A study published on Thursday has set out six possible ways of imposing fees after the next Welsh assembly elections in 2007.
One option in the Rees Commission report is to adopt the variable fee of up to £3,000 being introduced in English universities next year.
The Welsh Assembly Government will make a decision on the issue in June.
Currently, all students in the UK pay a flat fee of around £1,150 for each year of their course.
In England, that system will be replaced by a new variable fee in 2006, whereby universities can charge up to £3,000 a year.
The Labour assembly government has pledged not to introduce variable fees during its current term, which ends in May 2007.
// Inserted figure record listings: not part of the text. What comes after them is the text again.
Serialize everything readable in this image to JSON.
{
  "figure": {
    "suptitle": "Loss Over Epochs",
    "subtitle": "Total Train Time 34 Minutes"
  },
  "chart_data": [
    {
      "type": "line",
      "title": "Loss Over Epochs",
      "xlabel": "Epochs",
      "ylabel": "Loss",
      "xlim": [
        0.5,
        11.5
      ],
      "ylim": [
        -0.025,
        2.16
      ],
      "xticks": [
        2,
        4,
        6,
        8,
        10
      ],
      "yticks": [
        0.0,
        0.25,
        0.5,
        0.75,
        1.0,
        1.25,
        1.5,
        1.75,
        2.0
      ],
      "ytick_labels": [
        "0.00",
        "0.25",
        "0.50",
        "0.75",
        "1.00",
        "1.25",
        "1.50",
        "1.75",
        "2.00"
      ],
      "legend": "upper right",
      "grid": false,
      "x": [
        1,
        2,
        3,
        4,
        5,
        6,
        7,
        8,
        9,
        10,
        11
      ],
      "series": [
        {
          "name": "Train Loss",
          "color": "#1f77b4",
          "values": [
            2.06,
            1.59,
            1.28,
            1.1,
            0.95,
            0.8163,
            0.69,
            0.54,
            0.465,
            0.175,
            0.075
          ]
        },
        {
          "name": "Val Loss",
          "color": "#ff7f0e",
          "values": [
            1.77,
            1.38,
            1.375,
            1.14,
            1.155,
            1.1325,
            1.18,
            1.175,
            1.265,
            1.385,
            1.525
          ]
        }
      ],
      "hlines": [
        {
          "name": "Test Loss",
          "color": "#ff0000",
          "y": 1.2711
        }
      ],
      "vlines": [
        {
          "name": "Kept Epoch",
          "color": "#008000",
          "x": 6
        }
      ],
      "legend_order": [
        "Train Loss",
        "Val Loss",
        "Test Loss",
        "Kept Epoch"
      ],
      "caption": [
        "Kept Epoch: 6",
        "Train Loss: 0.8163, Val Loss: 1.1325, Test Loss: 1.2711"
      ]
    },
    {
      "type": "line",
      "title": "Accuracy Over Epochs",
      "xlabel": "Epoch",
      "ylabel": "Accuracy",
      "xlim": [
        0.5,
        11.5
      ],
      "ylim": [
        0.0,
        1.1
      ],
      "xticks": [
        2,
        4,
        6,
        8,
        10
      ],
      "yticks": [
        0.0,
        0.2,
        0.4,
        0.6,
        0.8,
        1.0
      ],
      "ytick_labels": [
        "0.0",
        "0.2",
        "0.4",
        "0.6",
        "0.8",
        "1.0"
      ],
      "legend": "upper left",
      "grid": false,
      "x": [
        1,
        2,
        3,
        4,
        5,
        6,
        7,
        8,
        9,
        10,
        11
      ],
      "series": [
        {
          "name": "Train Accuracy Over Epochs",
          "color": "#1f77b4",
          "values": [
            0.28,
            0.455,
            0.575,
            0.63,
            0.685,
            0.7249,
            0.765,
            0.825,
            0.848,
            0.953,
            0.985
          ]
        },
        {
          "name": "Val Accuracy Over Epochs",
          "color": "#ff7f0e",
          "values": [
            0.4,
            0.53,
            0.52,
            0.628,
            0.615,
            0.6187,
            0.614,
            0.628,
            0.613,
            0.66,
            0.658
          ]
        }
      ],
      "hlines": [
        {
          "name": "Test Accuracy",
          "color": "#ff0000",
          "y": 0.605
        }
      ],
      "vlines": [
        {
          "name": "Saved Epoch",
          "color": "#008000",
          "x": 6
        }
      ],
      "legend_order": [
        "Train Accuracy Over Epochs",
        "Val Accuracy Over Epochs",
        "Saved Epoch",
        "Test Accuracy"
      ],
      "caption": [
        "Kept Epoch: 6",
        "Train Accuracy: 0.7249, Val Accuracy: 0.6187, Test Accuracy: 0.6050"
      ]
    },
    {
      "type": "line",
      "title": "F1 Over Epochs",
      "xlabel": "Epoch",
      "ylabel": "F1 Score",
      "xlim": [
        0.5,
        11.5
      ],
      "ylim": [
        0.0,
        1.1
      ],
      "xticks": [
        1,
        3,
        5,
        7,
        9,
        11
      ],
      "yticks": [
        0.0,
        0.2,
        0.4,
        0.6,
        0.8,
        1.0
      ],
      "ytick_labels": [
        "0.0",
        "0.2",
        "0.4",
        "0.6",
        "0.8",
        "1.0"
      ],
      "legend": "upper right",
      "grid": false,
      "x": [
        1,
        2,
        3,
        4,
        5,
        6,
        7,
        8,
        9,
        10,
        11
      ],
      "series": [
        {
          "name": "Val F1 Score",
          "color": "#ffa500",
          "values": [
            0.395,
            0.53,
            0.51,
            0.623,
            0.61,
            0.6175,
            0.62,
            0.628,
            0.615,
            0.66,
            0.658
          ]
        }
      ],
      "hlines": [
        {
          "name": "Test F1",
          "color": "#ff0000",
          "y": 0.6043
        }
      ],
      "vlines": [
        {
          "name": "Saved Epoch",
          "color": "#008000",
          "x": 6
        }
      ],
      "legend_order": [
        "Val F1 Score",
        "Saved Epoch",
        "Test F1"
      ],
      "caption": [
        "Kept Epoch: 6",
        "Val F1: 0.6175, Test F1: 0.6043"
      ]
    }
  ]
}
The Rees Commission was set up by assembly Education Minister Jane Davidson to assess different proposals.
Rees report options
1. The status quo: £1,200 fixed fee
2. £2,000 fixed fee
3. Market-driven English competitive model: top-up fees up to £3,000
4. Assembly government part-managed scheme: top-up fees up to £3,000
5. Maximum £2,000 fees for Welsh students; up to £3,000 for non-Welsh students
6. £3,000 fixed fee
Ms Davidson said the report had "much food for thought".
She said the assembly government would retain its commitment to no variable fees during this assembly and all strengths, weaknesses, and "unintended consequences" had to be considered.
Other options in its interim report include maintaining the current flat rate fee and making the state give more money to the universities.
Another proposal would see Welsh students charged less to study in Wales than other nationalities - a choice which could be difficult to impose.
All would involve students paying fees after graduation, once they have reached a specific salary.
The report does not look at scrapping tuition fees altogether, nor does it recommend a preferred model until its final version, expected in the next couple of months.
The report said: "Our main conclusion so far is that to achieve these aspirations, in the context of UK/global market, we would not choose to start from here.
"The financial, legal, cross-border flow implications of the various options are highly complex.
"None of the options are without its weaknesses and dangers. There is considerable work still to do."
Last month, figures released by the admissions service Ucas showed more people were applying to study at Welsh universities.